Visitors can navigate the park’s well-defined hiking trails, with destinations like the Laguna Meándrica offering breathtaking views of a lagoon teeming with crocodiles. The popular tourist spot, the Tarcoles River (AKA “The Crocodile Bridge”) can also be found in the park. It’s a great spot to see some large Costa Rican crocodiles.

For birdwatchers, Carara is a veritable paradise, renowned for its vibrant population of scarlet macaws, amidst a backdrop of over 400 other bird species. The diverse landscapes, from dense forests to meandering rivers, present ample opportunities for photographers to capture the park’s raw beauty. 

Those looking for a deeper dive into Carara’s wonders can opt for guided tours, where knowledgeable local guides share the park’s ecological secrets and intricacies, ensuring a memorable and enriching experience.

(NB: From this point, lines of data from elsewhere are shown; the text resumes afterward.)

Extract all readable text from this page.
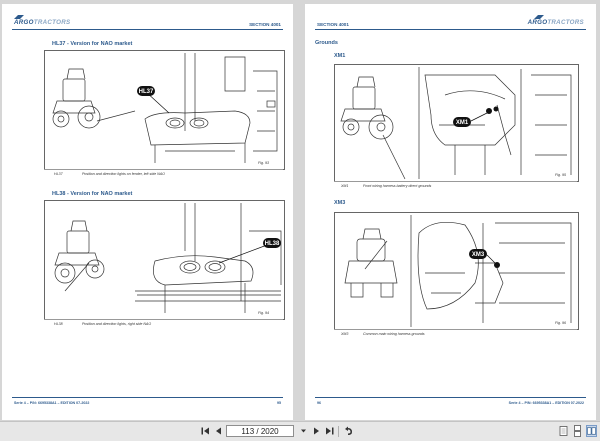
ARGOTRACTORS	SECTION 4001
HL37 - Version for NAO market
HL37
Fig. 93
HL37	Position and direction lights on fender, left side NAO
HL38 - Version for NAO market
HL38
Fig. 94
HL38	Position and direction lights, right side NAO
Serie 4 – P/N: 6695338A1 – EDITION 07-2022	95
SECTION 4001	ARGOTRACTORS
Grounds
XM1
XM1
Fig. 95
XM1	Front wiring harness battery direct grounds
XM3
XM3
Fig. 96
XM3	Common main wiring harness grounds
96	Serie 4 – P/N: 6695338A1 – EDITION 07-2022
113 / 2020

Explore Costa Rica’s National Treasures

Each park we’ve explored offers a unique glimpse into the country’s diverse ecosystems, teeming with wildlife and draped in verdant flora. Whether you’re an avid birdwatcher, a hiking enthusiast, or simply someone seeking solace in nature’s embrace, the parks near Tamarindo are a testament to Costa Rica’s commitment to conservation and its rich ecological tapestry. 

So, on your next Tamarindo getaway, be sure to venture beyond its sun-kissed beaches and plan a day trip to one of Costa Rica’s wild and wonderful national parks.